James Leroy Wilson's blog

Friday, January 04, 2013

Meritocracy and Lotteries

Ron Unz, publisher of The American Conservative magazine, published a lengthy article on admissions to elite American universities

It's a good read, and may be worth your time investment. Substantial statistical data is supplied.

Here's my summary...

1. Asian-Americans dominate high school classrooms academically.
2. Because of this, they are "over-represented" in elite universities according to racial/ethnic groups.
3.And yet they are still "under-represented" if academic "merit" mattered the most in the Ivy League (Harvard, Yale Princeton, Columbia, Penn, Dartmouth, Cornell, Brown).
4. In more meritocratic places like MIT and the elite California public universities, Asian-Americans constitute numbers proportionate with their academic achievement.
5. Throughout the last few decades, American Jews have constituted about 25% of Ivy League students despite being about 2.5% of the population and falling..
6. And yet, over the last 10-15 years, high school achievement from Jews has fallen sharply.
7. Gentile whites and Asians aren't being "robbed" of admission to the Ivy League schools because of "affirmative action" helping blacks and Hispanics, but mainly because unqualified Jews are getting in -- the exact opposite of what was transpiring 80-90 years ago in those schools.
8. Ethnic/racial bigotry in the Admissions Offices are probably not to blame, but that their staff is underpaid, unqualified, ignorant, and possibly prone to bribes.
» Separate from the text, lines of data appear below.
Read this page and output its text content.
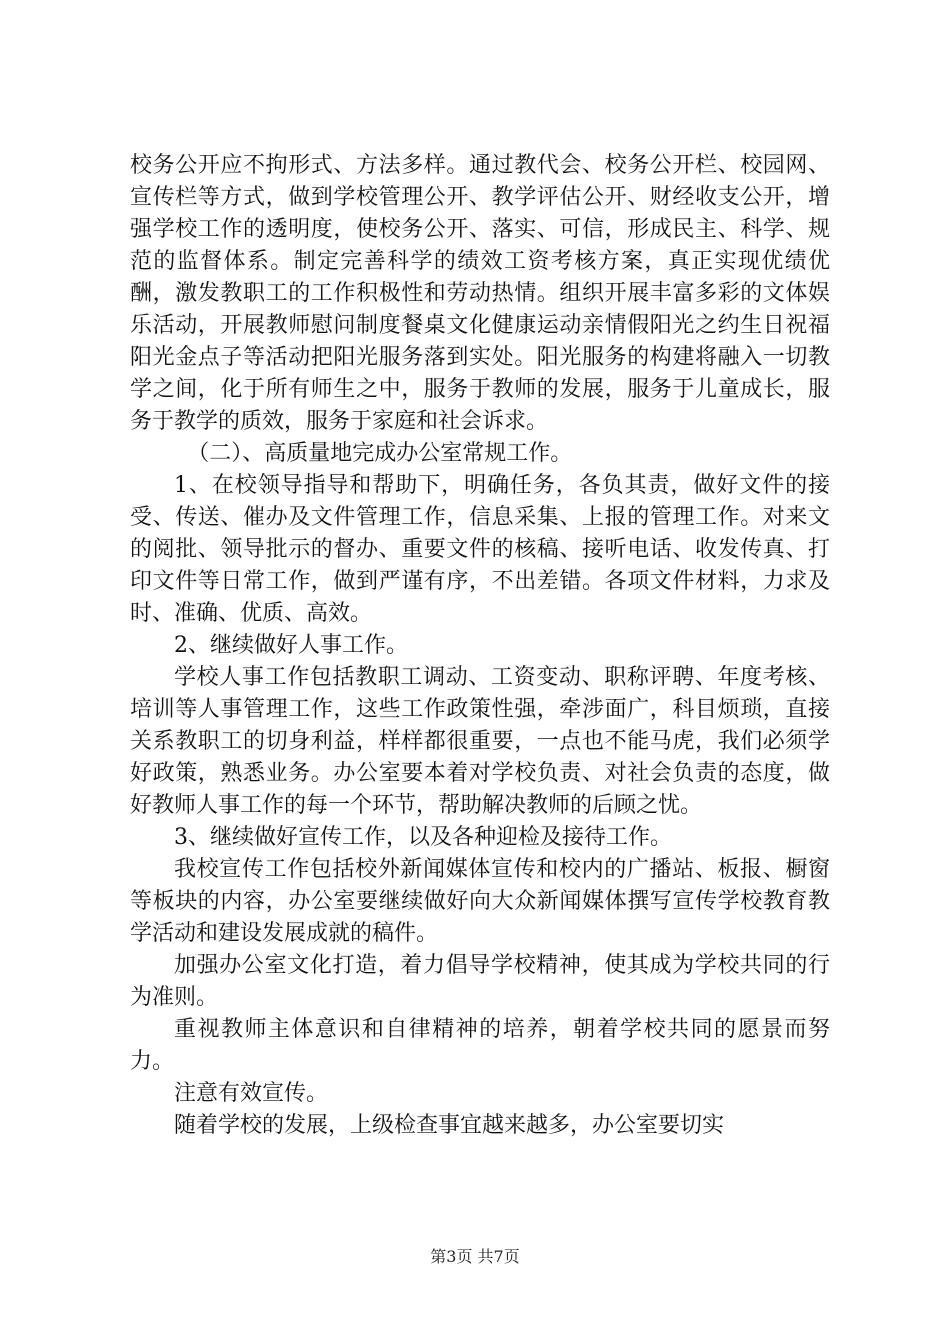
校务公开应不拘形式、方法多样。通过教代会、校务公开栏、校园网、宣传栏等方式，做到学校管理公开、教学评估公开、财经收支公开，增强学校工作的透明度，使校务公开、落实、可信，形成民主、科学、规范的监督体系。制定完善科学的绩效工资考核方案，真正实现优绩优酬，激发教职工的工作积极性和劳动热情。组织开展丰富多彩的文体娱乐活动，开展教师慰问制度餐桌文化健康运动亲情假阳光之约生日祝福阳光金点子等活动把阳光服务落到实处。阳光服务的构建将融入一切教学之间，化于所有师生之中，服务于教师的发展，服务于儿童成长，服务于教学的质效，服务于家庭和社会诉求。

（二）、高质量地完成办公室常规工作。

1、在校领导指导和帮助下，明确任务，各负其责，做好文件的接受、传送、催办及文件管理工作，信息采集、上报的管理工作。对来文的阅批、领导批示的督办、重要文件的核稿、接听电话、收发传真、打印文件等日常工作，做到严谨有序，不出差错。各项文件材料，力求及时、准确、优质、高效。

2、继续做好人事工作。

学校人事工作包括教职工调动、工资变动、职称评聘、年度考核、培训等人事管理工作，这些工作政策性强，牵涉面广，科目烦琐，直接关系教职工的切身利益，样样都很重要，一点也不能马虎，我们必须学好政策，熟悉业务。办公室要本着对学校负责、对社会负责的态度，做好教师人事工作的每一个环节，帮助解决教师的后顾之忧。

3、继续做好宣传工作，以及各种迎检及接待工作。

我校宣传工作包括校外新闻媒体宣传和校内的广播站、板报、橱窗等板块的内容，办公室要继续做好向大众新闻媒体撰写宣传学校教育教学活动和建设发展成就的稿件。

加强办公室文化打造，着力倡导学校精神，使其成为学校共同的行为准则。

重视教师主体意识和自律精神的培养，朝着学校共同的愿景而努力。

注意有效宣传。

随着学校的发展，上级检查事宜越来越多，办公室要切实

第3页 共7页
Unz, himself Jewish, proposes a novel plan. Elite colleges should reserve a percentage of admissions for the "best of the best" academically. For all others who would qualify academically but aren't "elite,"use a lottery system to determine admission.

This would relieve such students from over-achieving at everything in high school just to have an "impressive" application. You may play basetball and be on the debate team, but you don't also have to be Student Body President and run the Chess Club as well. One wouldn't have to be "all-everything" or have an inspirational life story to get accepted. One could enjoy youth.

It would also remove a lot of subjectivity from the process. The admissions offices would be less sloppy and corrupt. And students wouldn't take it personally if a particular elite school doesn't accept him or her.

I wonder if Human Resources departments in companies (and universities, for that matter) could operate the same way. When hiring, favor the clearly most qualified, but if there are numerous qualified applicants, just select some resume's by "lottery" for the interview process.

This, in turn, would remove much of the possibility of someone being discriminated against, in which the name may indicate gender or skin color.

That may be the most ethical way to hire someone: every qualified person gets a fair shot.